Wednesday, November 30, 2011

Breaking The Fourth Wall

Just yesterday I was talking with a YA librarian about the strangle hold first- person narrators have on children's books. Then this morning I learned that Monica Edinger has a post at Educating Alice called Thought on Newbery: Third Person Omniscient Narration. In it she discusses third-person narrators that she describes as characters or "third person narrators who insert themselves occasionally into the reader’s consciousness." If you follow her referrals to other posts, you'll get to her own Whatchamacallit Narrators and The Personalities of Intrusive Narrators at Fuse #8 Production.

I don't recall the intrusive narrating in The Golden Compass, which Monica mentions somewhere along the line. And I liked the second The Incorrigible Children of Ashton Place book, a series Betsy Bird mentions at Fuse #8, very much, though I never got a chance to blog about it. However, while I'm sure there are other exceptions, as a general rule, I am not a fan of the intrusive narrator.

I think of intrusive narrators as being the literary equivalent of breaking the fourth wall in television programs, something else I'm not a fan of. I want the illusion that the fictional world is a real one that I have entered and am experiencing somehow, even though there is no pretence that I'm a character. Breaking the fourth wall and speaking to me directly destroys that for me. If the characters in the fictional world know I'm there, then they know they're not part of a real world, right?

While I'm reading that book or watching that TV show, I want the characters to believe in themselves and not me.
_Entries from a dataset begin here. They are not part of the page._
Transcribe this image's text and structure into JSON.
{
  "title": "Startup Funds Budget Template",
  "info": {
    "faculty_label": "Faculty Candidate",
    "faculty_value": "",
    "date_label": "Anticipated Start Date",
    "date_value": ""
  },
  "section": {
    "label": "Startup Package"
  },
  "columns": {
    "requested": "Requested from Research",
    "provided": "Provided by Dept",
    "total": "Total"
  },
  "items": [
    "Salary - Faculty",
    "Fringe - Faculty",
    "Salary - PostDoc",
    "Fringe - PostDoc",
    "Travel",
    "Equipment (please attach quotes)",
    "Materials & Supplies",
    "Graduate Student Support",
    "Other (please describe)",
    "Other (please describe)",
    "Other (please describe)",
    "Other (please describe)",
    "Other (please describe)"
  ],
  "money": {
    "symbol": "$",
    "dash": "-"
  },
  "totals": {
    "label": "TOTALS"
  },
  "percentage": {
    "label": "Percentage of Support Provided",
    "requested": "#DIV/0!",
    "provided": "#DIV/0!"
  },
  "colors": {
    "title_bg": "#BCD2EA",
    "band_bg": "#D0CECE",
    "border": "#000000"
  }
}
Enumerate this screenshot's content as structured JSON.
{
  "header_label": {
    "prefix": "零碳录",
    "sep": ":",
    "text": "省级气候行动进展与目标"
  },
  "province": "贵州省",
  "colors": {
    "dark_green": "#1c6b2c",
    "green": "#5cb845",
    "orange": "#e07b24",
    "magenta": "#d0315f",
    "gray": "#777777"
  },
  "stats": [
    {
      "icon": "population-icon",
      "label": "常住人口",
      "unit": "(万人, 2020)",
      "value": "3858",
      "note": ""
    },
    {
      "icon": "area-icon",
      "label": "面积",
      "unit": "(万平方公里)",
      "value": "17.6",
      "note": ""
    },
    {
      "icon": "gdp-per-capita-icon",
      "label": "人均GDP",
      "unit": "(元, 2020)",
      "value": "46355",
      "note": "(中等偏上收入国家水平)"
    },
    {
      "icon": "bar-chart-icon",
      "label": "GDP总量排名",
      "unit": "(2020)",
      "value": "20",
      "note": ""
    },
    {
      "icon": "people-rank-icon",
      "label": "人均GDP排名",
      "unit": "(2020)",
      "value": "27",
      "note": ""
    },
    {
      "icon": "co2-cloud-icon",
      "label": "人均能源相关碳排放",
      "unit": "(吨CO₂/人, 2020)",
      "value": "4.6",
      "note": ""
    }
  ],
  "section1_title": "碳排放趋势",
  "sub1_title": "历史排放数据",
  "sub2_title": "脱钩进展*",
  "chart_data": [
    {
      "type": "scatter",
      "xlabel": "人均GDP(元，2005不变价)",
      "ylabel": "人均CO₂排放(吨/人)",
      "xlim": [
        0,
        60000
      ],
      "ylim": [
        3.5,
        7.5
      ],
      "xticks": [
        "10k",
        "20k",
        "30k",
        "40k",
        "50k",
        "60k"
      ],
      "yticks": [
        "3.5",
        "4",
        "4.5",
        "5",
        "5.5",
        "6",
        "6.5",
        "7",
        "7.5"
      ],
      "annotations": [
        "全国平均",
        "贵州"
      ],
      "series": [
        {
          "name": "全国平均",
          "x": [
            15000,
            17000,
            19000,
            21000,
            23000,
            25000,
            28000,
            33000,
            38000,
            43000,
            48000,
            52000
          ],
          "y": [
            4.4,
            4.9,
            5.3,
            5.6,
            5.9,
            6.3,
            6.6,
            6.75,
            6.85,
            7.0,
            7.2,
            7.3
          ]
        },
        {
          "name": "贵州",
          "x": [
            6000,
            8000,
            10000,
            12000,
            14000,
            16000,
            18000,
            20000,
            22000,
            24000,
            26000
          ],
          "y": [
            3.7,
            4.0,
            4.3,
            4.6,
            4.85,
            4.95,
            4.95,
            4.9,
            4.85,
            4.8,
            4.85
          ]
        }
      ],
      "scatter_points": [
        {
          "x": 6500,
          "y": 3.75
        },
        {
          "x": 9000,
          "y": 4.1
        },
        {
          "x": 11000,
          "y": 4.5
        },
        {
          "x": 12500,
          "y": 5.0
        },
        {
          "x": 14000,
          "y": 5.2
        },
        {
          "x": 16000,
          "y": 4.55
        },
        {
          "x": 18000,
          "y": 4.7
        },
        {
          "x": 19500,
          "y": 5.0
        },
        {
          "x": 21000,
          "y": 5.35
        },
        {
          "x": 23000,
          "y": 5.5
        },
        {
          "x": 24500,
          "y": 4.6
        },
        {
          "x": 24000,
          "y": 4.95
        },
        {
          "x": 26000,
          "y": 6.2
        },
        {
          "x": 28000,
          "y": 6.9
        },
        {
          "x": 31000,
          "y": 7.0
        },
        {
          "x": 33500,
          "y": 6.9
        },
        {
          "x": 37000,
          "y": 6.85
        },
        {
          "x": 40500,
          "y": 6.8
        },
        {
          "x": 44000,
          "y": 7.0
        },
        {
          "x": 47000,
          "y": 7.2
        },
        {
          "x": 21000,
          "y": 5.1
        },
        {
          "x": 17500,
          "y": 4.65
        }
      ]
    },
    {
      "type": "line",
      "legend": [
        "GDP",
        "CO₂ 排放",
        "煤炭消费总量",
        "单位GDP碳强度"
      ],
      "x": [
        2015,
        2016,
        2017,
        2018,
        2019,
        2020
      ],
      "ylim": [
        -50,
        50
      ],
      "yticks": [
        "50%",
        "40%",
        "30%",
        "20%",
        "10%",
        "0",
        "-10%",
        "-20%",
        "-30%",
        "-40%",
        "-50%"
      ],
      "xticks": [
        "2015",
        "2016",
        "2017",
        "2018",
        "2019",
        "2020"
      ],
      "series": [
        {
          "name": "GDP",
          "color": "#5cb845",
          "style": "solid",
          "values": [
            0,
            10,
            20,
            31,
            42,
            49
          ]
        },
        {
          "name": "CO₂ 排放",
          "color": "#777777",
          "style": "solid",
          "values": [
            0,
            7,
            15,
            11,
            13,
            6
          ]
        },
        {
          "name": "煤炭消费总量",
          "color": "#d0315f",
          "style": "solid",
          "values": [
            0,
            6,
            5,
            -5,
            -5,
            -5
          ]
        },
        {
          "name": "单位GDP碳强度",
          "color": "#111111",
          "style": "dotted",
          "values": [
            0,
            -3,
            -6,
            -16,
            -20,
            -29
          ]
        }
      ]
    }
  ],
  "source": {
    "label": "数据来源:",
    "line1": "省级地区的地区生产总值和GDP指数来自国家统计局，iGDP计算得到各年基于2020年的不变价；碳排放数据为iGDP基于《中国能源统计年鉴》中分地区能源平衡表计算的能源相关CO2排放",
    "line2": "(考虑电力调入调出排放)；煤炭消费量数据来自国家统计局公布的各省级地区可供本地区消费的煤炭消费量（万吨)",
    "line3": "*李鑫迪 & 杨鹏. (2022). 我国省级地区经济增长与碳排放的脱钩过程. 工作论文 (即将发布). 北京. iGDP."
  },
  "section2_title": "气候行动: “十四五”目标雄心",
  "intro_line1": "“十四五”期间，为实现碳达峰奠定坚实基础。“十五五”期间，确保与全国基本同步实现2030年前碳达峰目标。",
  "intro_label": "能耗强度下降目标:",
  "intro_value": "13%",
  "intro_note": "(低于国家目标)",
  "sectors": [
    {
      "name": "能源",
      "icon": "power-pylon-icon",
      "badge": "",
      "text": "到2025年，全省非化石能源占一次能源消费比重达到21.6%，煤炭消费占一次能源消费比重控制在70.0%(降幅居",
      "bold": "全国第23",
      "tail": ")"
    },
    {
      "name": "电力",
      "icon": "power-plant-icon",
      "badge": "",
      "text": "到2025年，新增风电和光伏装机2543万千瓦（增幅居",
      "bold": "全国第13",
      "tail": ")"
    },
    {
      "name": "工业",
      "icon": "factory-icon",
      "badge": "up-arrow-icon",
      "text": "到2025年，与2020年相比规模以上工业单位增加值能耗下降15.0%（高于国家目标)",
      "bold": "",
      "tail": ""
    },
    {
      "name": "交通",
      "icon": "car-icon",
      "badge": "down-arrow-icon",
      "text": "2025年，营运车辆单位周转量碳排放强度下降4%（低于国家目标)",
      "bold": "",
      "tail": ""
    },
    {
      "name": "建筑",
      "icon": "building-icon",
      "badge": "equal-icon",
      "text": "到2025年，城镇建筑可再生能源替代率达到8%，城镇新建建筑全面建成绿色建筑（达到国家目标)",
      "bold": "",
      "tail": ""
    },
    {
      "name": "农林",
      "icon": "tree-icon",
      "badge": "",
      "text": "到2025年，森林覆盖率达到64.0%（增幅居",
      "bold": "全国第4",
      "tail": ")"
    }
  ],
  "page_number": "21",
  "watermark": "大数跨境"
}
Now, this is not to say I will never use an intrusive narrator. I would just need an incredibly compelling reason that I can't even imagine right now.

2 comments:

MotherReader said...

I've never really thought much about it, but I am a fan of intrusive narrators. But maybe it is mostly because it is a different way of approaching the book than 1st or 3rd, and so less common and still interesting.

Gail Gauthier said...

I think Monica mentions storytelling in one of her blog posts. Some readers may feel that an intrusive narrator is interacting with them the way a storyteller might, and they enjoy it for that reason.